HR leaders are currently faced with a variety of different choices when it comes to designing the right flexibility model for their business. 🤹♀️
They know that, in most industries, offering some form of flexibility is necessary in today’s labor market if they want to be competitive.
So why opt for a shorter working week structure instead of a pure flexibility model where people can work where they like, when they like?
The answer lies in the virtues of structured flexibility.
Often, when “total flexibility” is offered without clear structure, and in a way that is silent on the average hours people work or changing the way they work, this model can be so discretionary and individualized as to be effectively meaningless.
Like with many examples of unlimited holiday/PTO policies in the United States, the benefit tends to be unevenly distributed, and the level of take up and access can vary widely depending on how your manager interprets the policy, career progression dynamics, team dynamics, individual roles and personalities, and even gender.

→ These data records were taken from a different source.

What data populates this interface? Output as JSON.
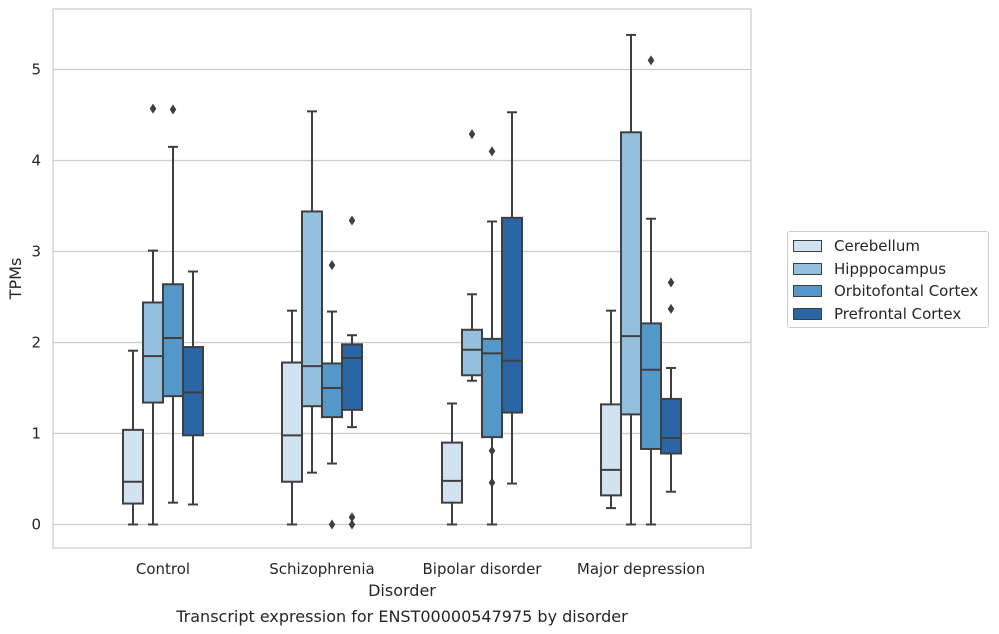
{
  "chart_data": {
    "type": "box",
    "title": "Transcript expression for ENST00000547975 by disorder",
    "xlabel": "Disorder",
    "ylabel": "TPMs",
    "categories": [
      "Control",
      "Schizophrenia",
      "Bipolar disorder",
      "Major depression"
    ],
    "ylim": [
      -0.25,
      5.65
    ],
    "yticks": [
      0,
      1,
      2,
      3,
      4,
      5
    ],
    "grid": "horizontal",
    "legend_position": "outside-right",
    "series": [
      {
        "name": "Cerebellum",
        "color": "#d2e2f1",
        "boxes": [
          {
            "whisker_low": 0.0,
            "q1": 0.23,
            "median": 0.47,
            "q3": 1.04,
            "whisker_high": 1.91,
            "outliers": []
          },
          {
            "whisker_low": 0.0,
            "q1": 0.47,
            "median": 0.98,
            "q3": 1.78,
            "whisker_high": 2.35,
            "outliers": []
          },
          {
            "whisker_low": 0.0,
            "q1": 0.24,
            "median": 0.48,
            "q3": 0.9,
            "whisker_high": 1.33,
            "outliers": []
          },
          {
            "whisker_low": 0.18,
            "q1": 0.32,
            "median": 0.6,
            "q3": 1.32,
            "whisker_high": 2.35,
            "outliers": []
          }
        ]
      },
      {
        "name": "Hipppocampus",
        "color": "#94c0de",
        "boxes": [
          {
            "whisker_low": 0.0,
            "q1": 1.34,
            "median": 1.85,
            "q3": 2.44,
            "whisker_high": 3.01,
            "outliers": [
              4.57
            ]
          },
          {
            "whisker_low": 0.57,
            "q1": 1.3,
            "median": 1.74,
            "q3": 3.44,
            "whisker_high": 4.54,
            "outliers": []
          },
          {
            "whisker_low": 1.58,
            "q1": 1.64,
            "median": 1.92,
            "q3": 2.14,
            "whisker_high": 2.53,
            "outliers": [
              4.29
            ]
          },
          {
            "whisker_low": 0.0,
            "q1": 1.21,
            "median": 2.07,
            "q3": 4.31,
            "whisker_high": 5.38,
            "outliers": []
          }
        ]
      },
      {
        "name": "Orbitofontal Cortex",
        "color": "#5498c9",
        "boxes": [
          {
            "whisker_low": 0.24,
            "q1": 1.41,
            "median": 2.05,
            "q3": 2.64,
            "whisker_high": 4.15,
            "outliers": [
              4.56
            ]
          },
          {
            "whisker_low": 0.67,
            "q1": 1.18,
            "median": 1.5,
            "q3": 1.77,
            "whisker_high": 2.34,
            "outliers": [
              2.85,
              0.0
            ]
          },
          {
            "whisker_low": 0.0,
            "q1": 0.96,
            "median": 1.88,
            "q3": 2.04,
            "whisker_high": 3.33,
            "outliers": [
              4.1,
              0.81,
              0.46
            ]
          },
          {
            "whisker_low": 0.0,
            "q1": 0.83,
            "median": 1.7,
            "q3": 2.21,
            "whisker_high": 3.36,
            "outliers": [
              5.1
            ]
          }
        ]
      },
      {
        "name": "Prefrontal Cortex",
        "color": "#2a66a6",
        "boxes": [
          {
            "whisker_low": 0.22,
            "q1": 0.98,
            "median": 1.45,
            "q3": 1.95,
            "whisker_high": 2.78,
            "outliers": []
          },
          {
            "whisker_low": 1.07,
            "q1": 1.26,
            "median": 1.83,
            "q3": 1.98,
            "whisker_high": 2.08,
            "outliers": [
              3.34,
              0.08,
              0.0
            ]
          },
          {
            "whisker_low": 0.45,
            "q1": 1.23,
            "median": 1.8,
            "q3": 3.37,
            "whisker_high": 4.53,
            "outliers": []
          },
          {
            "whisker_low": 0.36,
            "q1": 0.78,
            "median": 0.95,
            "q3": 1.38,
            "whisker_high": 1.72,
            "outliers": [
              2.66,
              2.37
            ]
          }
        ]
      }
    ]
  }
}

It also fails to provide an incentive for collective, structural change.
The #4DayWeek is so universally life-changing and transformative that it drives engagement, collaboration and collective responsibility across teams to find a better way to do things.
Instead of leaving it up to individuals, people are motivated to work together to change how they meet, how they communicate, how they use technology, and how they address inefficiencies.
Whether you see the future of work for your organization as being remote-first and asynchronous, in-person and on-site, or somewhere in between, work time reduction can be a powerful driver for collective action where everyone benefits materially from finding solutions to the challenges facing your business.